Cependant, il ne faut pas oublier que nos territoires ont aussi beaucoup à gagner de ces négociations. Les secteurs économiques qui s’en sortent le mieux en France sont souvent ceux qui se sont inscrits dans une démarche très offensive à l’international, qu’il s’agisse de grands groupes ou de petites et moyennes entreprises innovantes, qui cherchent à conquérir de nouveaux marchés.

C’est dans le respect de cet équilibre et de cette articulation que se trouve, pour une part, la solution.

Après la large consultation qui a eu lieu, une nouvelle étape s’ouvre clairement devant nous. Le Parlement français, à travers Sénat aujourd'hui, y prend toute sa part.

Bien entendu, il ne s’agit pas d’aboutir pour aboutir : ce n’est pas parce que la négociation est lancée qu’elle doit se poursuivre coûte que coûte. La France est très attentive à ce que ses conceptions, ses valeurs et ses intérêts soient pris en compte et soutenus. Mais elle veille aussi à ce que les négociations progressent et aboutissent à un résultat global satisfaisant pour tous.

Il existe un besoin de transparence accru, souligné par l’ensemble des intervenants. Nous travaillons beaucoup sur cet aspect. La Commission européenne a également réalisé des efforts importants via la consultation. En matière de transparence, à tout le moins, Mme Malmström, la nouvelle commissaire européenne au commerce, me paraît encline à faire avancer les choses. Elle a été entendue à la fin de l’année dernière par le comité stratégique de suivi, ce qui lui a permis de dialoguer à la fois avec les parlementaires membres du comité et avec des représentants de la société civile. Cet exercice, qui a été important, a vocation à se poursuivre.

En ce qui concerne les questions de transparence et de règlement des différends, il s’agit avant tout d’affirmer des principes. C’est une des forces de la proposition de résolution européenne qui est soumise cet après-midi à votre vote. Il ne s’agit pas d’engager une démarche contre le Canada ou les États-Unis. À l’évidence, ces deux pays sont des partenaires économiques et commerciaux importants de la France. Ce sont aussi des pays amis, comme l’a d’ailleurs rappelé avec force le Président de la République lors de ses visites d’État dans ces deux pays.

Si une difficulté se pose aujourd'hui, c’est en raison du tournant que vous avez su « diagnostiquer ». Face à de nouvelles questions, nous devons trouver de nouvelles réponses. Le débat est très présent, aussi bien au niveau international qu’au niveau national. Je me suis rendu à plusieurs reprises sur le terrain pour engager la discussion spécifiquement sur ce point : en Seine-Maritime ; à Neuves-Maisons, près de Nancy, où je me trouvais hier ; je serai lundi prochain à Strasbourg, ville qui s’est déclarée « zone de débat sur le TAFTA ». Je suis tout à fait disposé à me déplacer le plus souvent possible afin d’échanger. Il s’agit à la fois de désamorcer des inquiétudes lorsqu’elles ne me paraissent pas fondées, mais aussi de les prendre totalement en compte lorsqu’elles me semblent justifiées.

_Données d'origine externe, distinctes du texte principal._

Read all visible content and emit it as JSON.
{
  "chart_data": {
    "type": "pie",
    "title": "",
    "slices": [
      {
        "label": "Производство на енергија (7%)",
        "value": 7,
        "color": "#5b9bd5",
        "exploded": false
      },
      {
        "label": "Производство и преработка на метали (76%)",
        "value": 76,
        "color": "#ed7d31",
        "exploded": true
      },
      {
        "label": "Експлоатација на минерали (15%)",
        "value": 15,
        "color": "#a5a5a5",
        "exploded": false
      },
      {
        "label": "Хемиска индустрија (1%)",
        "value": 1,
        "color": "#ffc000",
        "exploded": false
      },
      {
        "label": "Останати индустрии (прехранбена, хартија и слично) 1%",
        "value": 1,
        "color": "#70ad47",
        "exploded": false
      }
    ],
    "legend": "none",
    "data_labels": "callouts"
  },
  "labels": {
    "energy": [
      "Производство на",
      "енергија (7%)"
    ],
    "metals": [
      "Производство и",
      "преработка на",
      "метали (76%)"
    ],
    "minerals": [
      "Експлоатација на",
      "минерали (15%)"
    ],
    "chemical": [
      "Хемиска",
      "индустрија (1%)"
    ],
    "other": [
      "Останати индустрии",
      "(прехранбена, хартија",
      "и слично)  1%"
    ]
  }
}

L’idée est de travailler à des réponses qui soient opérationnelles. Vous avez évoqué plusieurs pistes. Je souscris à la plupart d’entre elles. Vous avez notamment mis l’accent sur la nécessité d’un rééquilibrage en faveur des États. Oui, dans la nouvelle phase qui doit s’ouvrir en matière de commerce international, le retour de la puissance publique, à travers la régulation, à travers l’édiction de normes et leur respect effectif, est un aspect fondamental. C’est à nous d’écrire ce retour de la puissance publique, aux États, aux peuples, à leurs représentants, aux parlementaires, y compris à l’échelon communautaire.

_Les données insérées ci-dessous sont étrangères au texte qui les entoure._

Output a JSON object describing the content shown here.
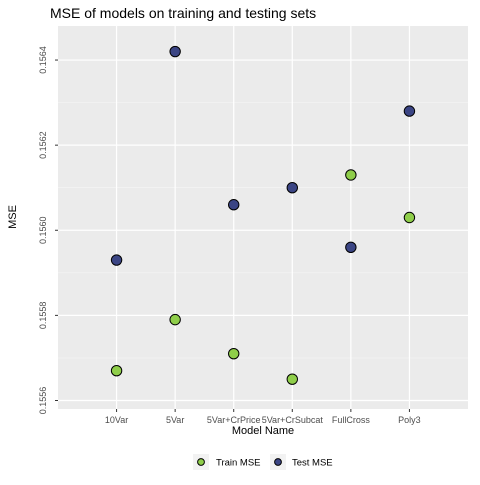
{
  "chart_data": {
    "type": "scatter",
    "title": "MSE of models on training and testing sets",
    "xlabel": "Model Name",
    "ylabel": "MSE",
    "categories": [
      "10Var",
      "5Var",
      "5Var+CrPrice",
      "5Var+CrSubcat",
      "FullCross",
      "Poly3"
    ],
    "yticks": [
      "0.1556",
      "0.1558",
      "0.1560",
      "0.1562",
      "0.1564"
    ],
    "ylim": [
      0.15558,
      0.15648
    ],
    "grid": true,
    "legend_position": "bottom",
    "series": [
      {
        "name": "Train MSE",
        "color": "#8fce4a",
        "values": [
          0.15567,
          0.15579,
          0.15571,
          0.15565,
          0.15613,
          0.15603
        ]
      },
      {
        "name": "Test MSE",
        "color": "#3b4584",
        "values": [
          0.15593,
          0.15642,
          0.15606,
          0.1561,
          0.15596,
          0.15628
        ]
      }
    ]
  }
}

Dans cette perspective de rééquilibrage, permettez-moi de verser au débat une piste supplémentaire. Il n’est plus possible que, au cours des procédures de règlement des différends entre les investisseurs et les États, ces derniers soient totalement démunis face à des plaintes les exposant parfois à devoir verser des milliards d’euros, sans pouvoir réagir. Nous devons donc travailler à mettre au point des moyens de rétorsion des États contre de telles plaintes lorsqu’elles ne sont pas fondées. Nous devons imaginer des dispositifs et envisager des amendes pour sanctionner les recours abusifs.